I run my own acme-dns for production, but wow this would be great for dev usage. I may end up buying a subscription just for that.

Our production systems only enable dns traffic and the acme-dns server during acme order processing. We don’t have the resources to properly monitor and safeguard it as a 24/7 service, but it’s fine for ephemeral usage.

For development/internal domains, we have a manual process to procure certs - which basically involves signaling a production system to enable acme-dns for a moment. Since these domains are internal use only and nested subdomains and we sandbox cookies, I would not have a problem delegating their namespace to a third party.
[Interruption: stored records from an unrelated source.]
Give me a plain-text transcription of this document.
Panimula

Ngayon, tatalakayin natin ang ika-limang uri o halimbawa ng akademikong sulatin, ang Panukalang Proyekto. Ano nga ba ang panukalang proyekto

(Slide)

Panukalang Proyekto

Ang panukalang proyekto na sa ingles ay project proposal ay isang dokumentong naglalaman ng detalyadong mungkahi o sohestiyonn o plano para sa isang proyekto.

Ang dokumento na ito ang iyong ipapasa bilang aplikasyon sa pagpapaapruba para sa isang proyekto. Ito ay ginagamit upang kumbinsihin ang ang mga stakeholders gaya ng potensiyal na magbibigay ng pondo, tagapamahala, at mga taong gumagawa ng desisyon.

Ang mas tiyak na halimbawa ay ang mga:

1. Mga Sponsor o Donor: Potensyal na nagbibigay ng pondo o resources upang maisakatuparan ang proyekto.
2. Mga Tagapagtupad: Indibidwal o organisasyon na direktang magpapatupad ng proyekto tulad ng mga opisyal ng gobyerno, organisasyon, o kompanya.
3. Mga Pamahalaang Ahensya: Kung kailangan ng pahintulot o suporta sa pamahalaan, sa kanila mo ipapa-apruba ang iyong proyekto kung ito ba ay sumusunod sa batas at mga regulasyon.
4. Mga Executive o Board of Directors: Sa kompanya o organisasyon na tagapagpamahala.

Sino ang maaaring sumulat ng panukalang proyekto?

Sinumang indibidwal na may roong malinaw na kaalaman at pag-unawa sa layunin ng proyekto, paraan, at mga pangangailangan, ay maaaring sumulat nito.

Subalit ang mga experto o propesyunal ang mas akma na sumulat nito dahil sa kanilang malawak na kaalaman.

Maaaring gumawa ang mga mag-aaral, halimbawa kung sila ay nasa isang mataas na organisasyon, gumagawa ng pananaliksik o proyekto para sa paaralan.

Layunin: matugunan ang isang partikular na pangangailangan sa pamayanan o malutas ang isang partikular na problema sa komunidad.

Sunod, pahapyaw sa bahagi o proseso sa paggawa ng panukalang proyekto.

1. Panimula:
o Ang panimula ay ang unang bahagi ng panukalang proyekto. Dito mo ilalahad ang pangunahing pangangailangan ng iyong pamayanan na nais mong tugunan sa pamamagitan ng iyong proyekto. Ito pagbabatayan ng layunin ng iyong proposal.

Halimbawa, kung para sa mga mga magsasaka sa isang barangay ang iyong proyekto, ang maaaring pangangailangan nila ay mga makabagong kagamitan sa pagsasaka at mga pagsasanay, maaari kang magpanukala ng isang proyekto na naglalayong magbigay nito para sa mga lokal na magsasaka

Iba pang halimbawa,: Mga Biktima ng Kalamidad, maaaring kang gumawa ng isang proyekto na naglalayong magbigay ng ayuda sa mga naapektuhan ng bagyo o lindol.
Cool! Well it's free for now while it's in beta (it's been running for a couple of months) thereafter it will be some low monthly subscription most likely billed via any of the major cloud provider marketplaces (so you can add it to an existing cloud account).

It's an independent implementation using a combination of cloudflare workers, google data store + functions, (UDP/TCP) load balancing and a custom dns service on an auto scaling cluster. The dns layer is sacrificial and intended to be abused/crushed by all the random internet traffic it receives (famous last words!).

Sounds like the business plan my local dealer has

Note: just a joke, I don't do drugs besides ethanol

Yes indeed. It's definitely a for profit service, I have enough hobbies already, I don't need more of those

You should try this stuff called "schadenfreude". It is absolutely exhilarating, though highly addictive.

What is this "happiness at the misfortune of others" of which you speak? Do you have samples?

it's honestly the best hashtag on every social network.

Aren't there plenty of those in this forum to keep you joyful all day long?

Call the train authorities... this topic has been derailed.

We're back on track now!

This topic was automatically closed 30 days after the last reply. New replies are no longer allowed.